About NTP Version 4

NTP has been under development for almost 30 years, but the paint ain't dry even now. This release of the NTP Version 4 (NTPv4) distribution for Unix, VMS and Windows incorporates new features and refinements, but retaining backwards compatibility with older versions, including NTPv3 and NTPv2, but not NTPv1. Support for NTPv1 has been discontinued because of certain security vulnerabilities.

New Features

The behavior of the daemon at startup has been considerably improved. The time to measure the frequency and correct an initial offset error when started for the first time is now no more than ten minutes. Upon restart, it takes no more than five minutes to reduce the initial offset to less than one millisecond without adversely affecting the frequency. This avoids a subsequent frequency correction which could take up to several hours.
A new feature called interleaved mode can be used in NTP symmetric and broadcast modes. It is designed to improve accuracy by minimizing errors due to queuing and transmission delays. It is described on the NTP Interleaved Modes page.
The huff-n'-puff filter is designed to avoid large errors with DSL circuits and highly asymmetrical traffic, as when downloading large files. Details are on the The Huff-n'-Puff Filter page.
A new feature called orphan mode provides an automatic, subnet-wide synchronization feature with multiple sources. It provides reliable backup in isolated networks or in pr when Internet sources have become unavailable. See the Orphan Mode page for further information.

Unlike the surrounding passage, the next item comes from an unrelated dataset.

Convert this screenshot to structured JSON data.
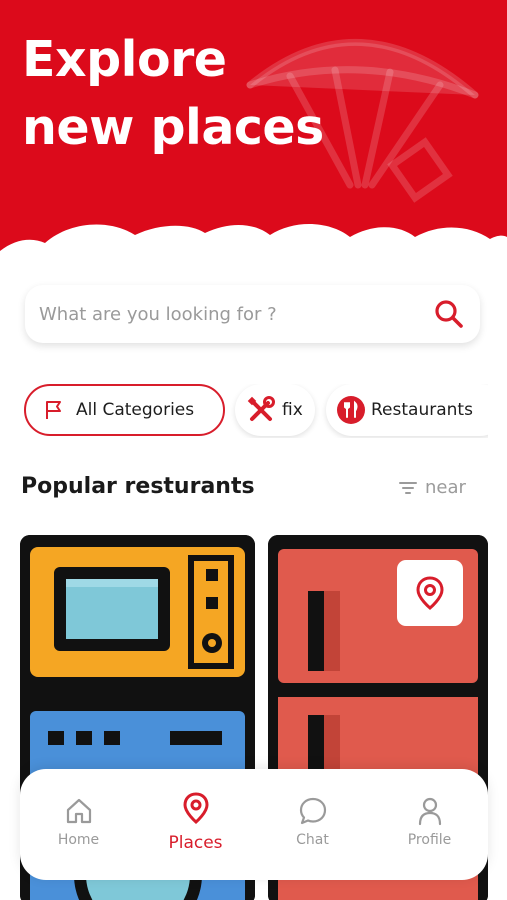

This release includes comprehensive packet rate management tools to help reduce the level of spurious network traffic and protect the busiest servers from overload. There is support for the optional Kiss-o'-Death (KoD) packet intended to slow down an abusive client. See the Rate Management and the Kiss-o'-Death Packet page for further information.

There are two new burst mode features available where special conditions apply. One of these is enabled by the iburst keyword in the server configuration command. It is intended for cases where it is important to set the clock quickly when an association is first mobilized. The other is enabled by the burst keyword in the server configuration command. It is intended for cases where the network attachment requires an initial calling or training procedure. See the Association Management page for further information.
The OpenSSL cryptographic library has replaced the library formerly available from RSA Laboratories. All cryptographic routines except a version of the MD5 message digest algorithm have been removed from the base distribution. All 128-bit and 160-bit message digests algorithms are now supported for both symmetric key and public key cryptosystems. See the Authentication Support page for further information and the Authentication Options page for a list of supported digest algorithms.
This release includes support for Autokey public-key cryptography for authenticating public servers to clients, as described in RFC 5906. This support requires the --enable-autokey option when building the distribution, which is the default is OpenSSL is available. The deployment of Autokey subnets is now considerably simpler than in earlier versions. A subnet naming scheme is now available to filter manycast and pool configurations. Additional information about Autokey is on the Autokey Public Key Authentication page and links from there.

The NTP descrete even simulator has been substantially upgraded, now including scenarios with multiple servers and time-sensitive scripts. This allows the NTP algorithms to be tested in an embedded environment with systematic and pseudo-random network delay and oscillator wander distributions. This has been used to verify correct operation under conditions of extreme error and misconfiguration. See the ntpdsim - Network Time Protocol (NTP) simulator page. A technical description and performance analysis is given in the white papers at the NTP Project Page.

NTPv4 includes three new server discovery schemes, which in most applications can avoid per-host configuration altogether. Two of these are based on IP multicast technology, while the remaining one is based on crafted DNS lookups. See the Automatic NTP Configuration Schemes page for further information.

The status display and event report monitoring functions have been considerably expanded, including new statistics files and event reporting to files and the system log. See the Event Messages and Status Words page for further information.
Several new options have been added for the ntpd command line. For the inveterate knob twiddlers several of the more important performance variables can be changed to fit actual or perceived special conditions. In particular, the tinker and tos commands can be used to adjust thresholds, throw switches and change limits.

The ntpd daemon can be operated in a one-time mode similar to ntpdate, which program is headed for retirement. See the ntpd - Network Time Protocol (NTP) daemon page for the new features.